The Company confirms that in March 2024 and prior to the filing of the Post-Effective Amendment No. 1, it distributed to all record holders and holders of the outstanding warrants a copy of the Company’s Annual Report on Form 10-K for the fiscal year ended December 31, 2023 (the “Form 10-K”) via e-mails sent directly by the Company and by engaging Broadridge Financial Solutions to conduct a mailing of hard copies. The Form 10-K contained all of the Rule 14a-3(b) Information and the Regulation S-K Information that is required of the Company under General Instruction I.B.4 of Form S-3.

 

Based upon the foregoing, we respectfully submit that the Company is eligible to conduct this offering on a Form S-3 registration statement.

 

2.We note that this post-effective amendment appears to be adding to the registration statement 138,544 shares of Common Stock that may be resold by the Chief Financial Officer. To the extent this increase in the number of shares represents the registration of transactions in shares not covered by the registration statement when it was initially declared effective, explain why you believe you can include additional shares by means of a post-effective amendment.
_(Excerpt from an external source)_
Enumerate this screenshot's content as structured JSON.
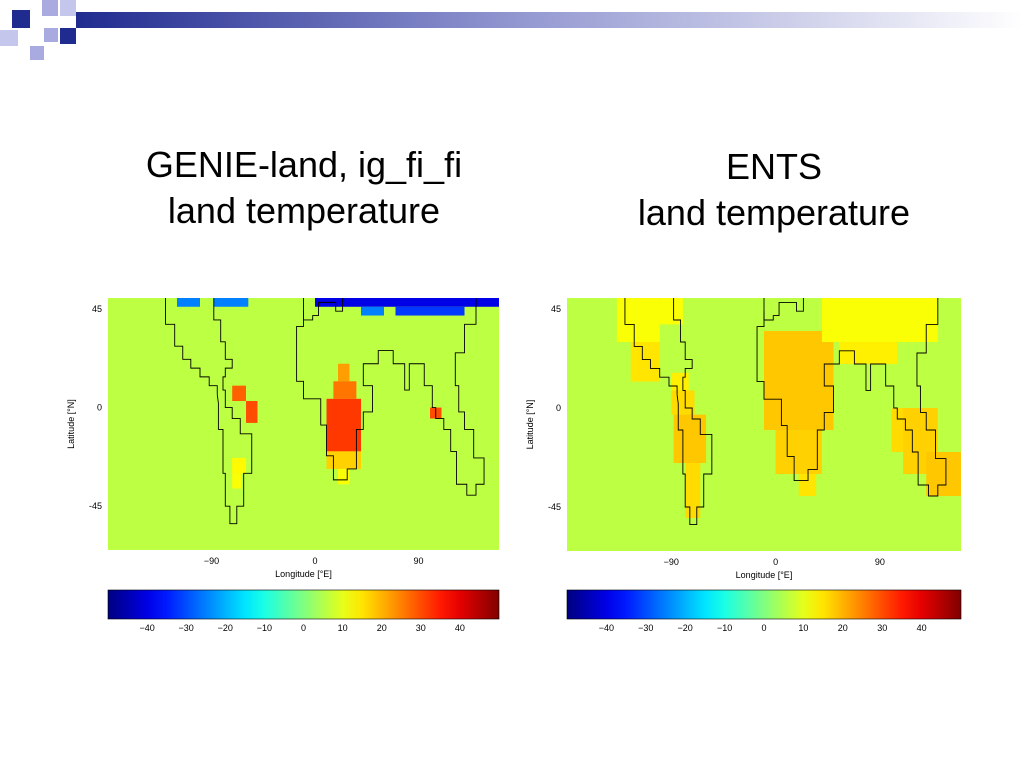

Refer to Securities Act Rule 413. For additional guidance, see Question 210.01 of Securities Act Rules Compliance and Disclosure Interpretations, available on our public website.

 

Response: The Company respectfully advises the Staff that it has filed the Post-Effective Amendment No. 2 on March 29, 2024 to remove the registration of the 138,544 shares of Common Stock that may be resold by the Company’s Chief Financial Officer.

 

 

 

 

March 29, 2024
Page 3

 

If you have any additional questions regarding the above, please contact me by phone at (281) 681-5912 or e-mail at wrohrlich@winstead.com.

 

  Sincerely,
   
  /s/ William R. Rohrlich, II
  William R. Rohrlich, II

 

Cc:Frank S. Renda (Chief Executive Officer, Southland Holdings, Inc.)

Cody Gallarda (Chief Financial Officer, Southland Holdings, Inc.)